В отличие от США, россияне, не соблюдающие меры предосторожности в разгар пандемии, не принадлежат к какому-то конкретному политическому лагерю. Зачастую они даже не являются отрицателями covid-19 (в России их называют ковид-диссидентами). Эти люди просто не верят власти, и я их понимаю, в отличие от людей, которые не верят власти в демократических странах. «Я живу в съемном доме, поэтому у меня здесь есть телевизор», — сказала Темкина, как бы извиняясь. В обычной жизни она, как и большинство образованных и ориентированных на Запад россиян, уже много лет не держит дома телевизор, потому что телевидение подконтрольно государству и может рассказать черт знает что. Но в последнее время она стала его включать и с удивлением обнаружила, что государственное здравоохранение подает четкие и правильные сигналы: носите маски, соблюдайте социальную дистанцию, сидите дома. «Но все это — белый шум», — заявляет Темкина. Россияне привыкли, что им лгут, уже ничему не верят, а потому нарочно не слушаются телевизора. Властям в любом случае будет трудно добиться, чтобы люди соблюдали правила и сидели дома после того, как во время спада пандемии в июле они призывали их идти на участки для голосования.

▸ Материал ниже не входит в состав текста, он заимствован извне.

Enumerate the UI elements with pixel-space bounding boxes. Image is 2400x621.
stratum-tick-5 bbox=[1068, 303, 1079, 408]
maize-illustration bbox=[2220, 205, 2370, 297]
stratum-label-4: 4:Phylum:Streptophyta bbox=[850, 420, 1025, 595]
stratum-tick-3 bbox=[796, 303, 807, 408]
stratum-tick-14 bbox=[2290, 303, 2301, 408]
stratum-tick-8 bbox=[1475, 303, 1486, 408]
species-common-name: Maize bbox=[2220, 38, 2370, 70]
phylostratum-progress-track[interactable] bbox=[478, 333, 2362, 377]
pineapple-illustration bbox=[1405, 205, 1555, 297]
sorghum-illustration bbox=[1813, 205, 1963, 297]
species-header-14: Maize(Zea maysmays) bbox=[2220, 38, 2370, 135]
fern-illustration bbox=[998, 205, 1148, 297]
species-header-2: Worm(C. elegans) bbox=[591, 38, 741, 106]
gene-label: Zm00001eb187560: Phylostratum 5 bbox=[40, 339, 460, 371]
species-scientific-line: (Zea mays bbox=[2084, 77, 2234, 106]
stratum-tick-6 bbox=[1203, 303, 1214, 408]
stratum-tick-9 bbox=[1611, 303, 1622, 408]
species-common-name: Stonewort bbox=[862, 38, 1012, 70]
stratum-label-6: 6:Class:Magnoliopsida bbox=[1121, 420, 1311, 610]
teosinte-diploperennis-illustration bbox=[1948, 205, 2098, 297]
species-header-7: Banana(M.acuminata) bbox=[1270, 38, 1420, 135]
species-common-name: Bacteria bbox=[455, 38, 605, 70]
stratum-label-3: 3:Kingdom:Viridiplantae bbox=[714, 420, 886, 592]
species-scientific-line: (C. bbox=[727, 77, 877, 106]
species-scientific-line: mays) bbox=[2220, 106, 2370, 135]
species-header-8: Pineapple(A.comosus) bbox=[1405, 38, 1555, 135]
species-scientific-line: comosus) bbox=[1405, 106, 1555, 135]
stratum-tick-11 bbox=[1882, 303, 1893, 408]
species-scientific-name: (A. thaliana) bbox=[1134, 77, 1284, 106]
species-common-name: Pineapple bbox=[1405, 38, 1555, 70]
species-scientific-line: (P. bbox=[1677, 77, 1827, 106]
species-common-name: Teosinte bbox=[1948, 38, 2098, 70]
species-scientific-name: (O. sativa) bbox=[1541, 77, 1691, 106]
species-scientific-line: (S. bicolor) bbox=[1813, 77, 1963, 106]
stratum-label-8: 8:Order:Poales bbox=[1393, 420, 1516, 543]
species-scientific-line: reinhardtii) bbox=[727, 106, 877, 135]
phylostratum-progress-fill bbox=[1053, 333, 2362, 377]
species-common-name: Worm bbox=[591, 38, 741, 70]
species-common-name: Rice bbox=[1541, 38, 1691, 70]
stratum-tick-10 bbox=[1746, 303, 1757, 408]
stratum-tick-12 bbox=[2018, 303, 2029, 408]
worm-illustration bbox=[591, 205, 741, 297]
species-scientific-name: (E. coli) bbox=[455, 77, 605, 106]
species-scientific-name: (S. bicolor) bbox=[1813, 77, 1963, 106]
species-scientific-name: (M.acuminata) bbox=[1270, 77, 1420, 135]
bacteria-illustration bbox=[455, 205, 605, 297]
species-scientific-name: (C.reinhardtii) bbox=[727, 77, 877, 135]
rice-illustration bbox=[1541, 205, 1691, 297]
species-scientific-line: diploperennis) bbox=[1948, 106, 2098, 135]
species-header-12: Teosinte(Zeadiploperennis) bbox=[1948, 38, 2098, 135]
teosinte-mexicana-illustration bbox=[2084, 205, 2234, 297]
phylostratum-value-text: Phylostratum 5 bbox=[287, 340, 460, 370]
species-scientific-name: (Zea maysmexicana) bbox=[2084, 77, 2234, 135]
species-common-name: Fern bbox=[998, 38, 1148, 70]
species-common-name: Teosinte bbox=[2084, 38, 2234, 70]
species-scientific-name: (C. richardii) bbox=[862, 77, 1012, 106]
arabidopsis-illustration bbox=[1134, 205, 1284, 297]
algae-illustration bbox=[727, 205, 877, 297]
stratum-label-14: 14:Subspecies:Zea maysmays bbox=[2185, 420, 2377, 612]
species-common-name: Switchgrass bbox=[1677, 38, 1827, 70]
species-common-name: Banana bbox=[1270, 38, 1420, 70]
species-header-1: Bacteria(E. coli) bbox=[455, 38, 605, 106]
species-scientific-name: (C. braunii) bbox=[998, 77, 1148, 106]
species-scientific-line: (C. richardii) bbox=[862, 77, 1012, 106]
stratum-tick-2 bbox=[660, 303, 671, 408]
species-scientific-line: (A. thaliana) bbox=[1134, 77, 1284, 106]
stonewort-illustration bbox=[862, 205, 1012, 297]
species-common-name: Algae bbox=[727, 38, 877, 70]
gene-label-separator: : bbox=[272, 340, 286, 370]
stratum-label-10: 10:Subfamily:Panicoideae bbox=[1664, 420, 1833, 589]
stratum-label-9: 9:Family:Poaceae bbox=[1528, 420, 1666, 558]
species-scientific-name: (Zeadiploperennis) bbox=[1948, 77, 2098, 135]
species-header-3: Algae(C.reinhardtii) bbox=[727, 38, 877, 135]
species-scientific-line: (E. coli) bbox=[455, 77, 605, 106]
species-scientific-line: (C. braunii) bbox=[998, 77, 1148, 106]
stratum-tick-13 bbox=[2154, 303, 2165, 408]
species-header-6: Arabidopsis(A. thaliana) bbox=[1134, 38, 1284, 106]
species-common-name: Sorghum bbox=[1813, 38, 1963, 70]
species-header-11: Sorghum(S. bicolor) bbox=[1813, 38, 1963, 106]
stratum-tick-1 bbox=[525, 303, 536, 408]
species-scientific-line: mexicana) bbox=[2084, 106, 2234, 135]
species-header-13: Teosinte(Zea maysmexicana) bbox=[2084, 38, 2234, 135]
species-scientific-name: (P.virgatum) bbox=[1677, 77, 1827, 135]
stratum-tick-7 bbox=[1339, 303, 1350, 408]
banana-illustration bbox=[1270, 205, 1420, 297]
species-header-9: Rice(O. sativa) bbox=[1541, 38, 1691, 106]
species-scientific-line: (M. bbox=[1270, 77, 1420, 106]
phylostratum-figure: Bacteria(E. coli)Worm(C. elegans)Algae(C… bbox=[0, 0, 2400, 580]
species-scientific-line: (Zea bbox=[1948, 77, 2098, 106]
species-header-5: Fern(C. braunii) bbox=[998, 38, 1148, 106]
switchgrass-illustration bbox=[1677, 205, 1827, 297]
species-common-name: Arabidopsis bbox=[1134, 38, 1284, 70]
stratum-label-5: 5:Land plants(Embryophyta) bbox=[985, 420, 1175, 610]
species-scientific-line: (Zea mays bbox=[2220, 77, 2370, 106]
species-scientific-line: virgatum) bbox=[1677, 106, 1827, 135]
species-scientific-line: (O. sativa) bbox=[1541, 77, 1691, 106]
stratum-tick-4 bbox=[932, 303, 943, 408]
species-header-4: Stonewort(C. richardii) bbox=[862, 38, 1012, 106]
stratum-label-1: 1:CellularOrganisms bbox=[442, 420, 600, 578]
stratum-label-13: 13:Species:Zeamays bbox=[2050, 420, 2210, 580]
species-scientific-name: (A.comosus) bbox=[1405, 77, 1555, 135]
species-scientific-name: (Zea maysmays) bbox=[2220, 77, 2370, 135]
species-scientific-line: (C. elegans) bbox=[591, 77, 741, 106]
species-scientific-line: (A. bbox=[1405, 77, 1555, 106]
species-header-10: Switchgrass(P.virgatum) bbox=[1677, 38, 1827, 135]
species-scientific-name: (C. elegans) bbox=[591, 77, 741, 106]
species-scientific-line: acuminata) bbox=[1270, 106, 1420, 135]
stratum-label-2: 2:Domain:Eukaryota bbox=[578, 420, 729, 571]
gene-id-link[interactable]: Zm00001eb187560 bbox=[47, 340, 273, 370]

«Это превращается в игру», — сказал психотерапевт из Санкт-Петербурга Кирилл Федоров. Пример: в метро требуют надевать маски, поэтому люди снимают их сразу после выхода на улицу. (Так в тексте. Непонятно, что автор тут находит нездорового, абсурдного или игрового — прим. ред.) В октябре у Федорова заболел отец. У него нашли covid-19, он неделю пролежал на ИВЛ, а в прошлом месяце умер в возрасте 65 лет. В свидетельстве о смерти в качестве причины была указана «сердечно-легочная недостаточность». «В России это всегда трагедия только одной отдельно взятой семьи, — сказал Федоров. — Если это не произошло с вами, этого не существует». Нельзя сказать, что россияне считают вирус мистификацией. Просто у них нет никакой солидарности, общности взглядов. «Белый шум» на телевидении никто не обсуждает; пространство общественной дискуссии отсутствует; в России просто нет общества.
Поражает то, насколько похожи наши ощущения, хотя мы живем далеко друг от друга, сказала Темкина, когда я пожаловалась, что устала от двухмерных впечатлений. Потом мы заговорили о надеждах на вакцину. Мы живем в странах, где население испытывает глубокое недоверие к власти. В США пространство общественной дискуссии тоже очень сильно расколото, а из-за поражения либералов на прошлых выборах общество кажется слабым и немощным. Даже в Нью-Йорке не одна, а много действительностей. Я живу в одной из них, где люди не ходят в гости, где они надевают маски, прежде чем выйти из квартиры, где они хорошо научились соблюдать меры безопасности при общении с друзьями, знакомыми и незнакомцами. Но есть и другая действительность. Там люди устраивают большие свадьбы, полиция разгоняет закрытые вечеринки, а бары объявляют себя «автономными зонами», свободными от коронавирусных ограничений. В эпоху covid-19 соседний район может показаться другим континентом. Когда я читаю сообщения о коронавирусных «красных зонах» в Бруклине и Куинсе, или когда мое приложение на телефоне показывает мне скачок заболеваемости в Стейтен-Айленде, это похоже на послание из другого мира. Но если моя англоязычная лента в социальных сетях не сводит меня с ума так, как русскоязычная, то это только потому, что я виртуально нахожусь в маленьком уголке этой страны, где сохраняется общая, основанная на фактах действительность. В ней есть маленький шанс на сотрудничество и взаимную ответственность.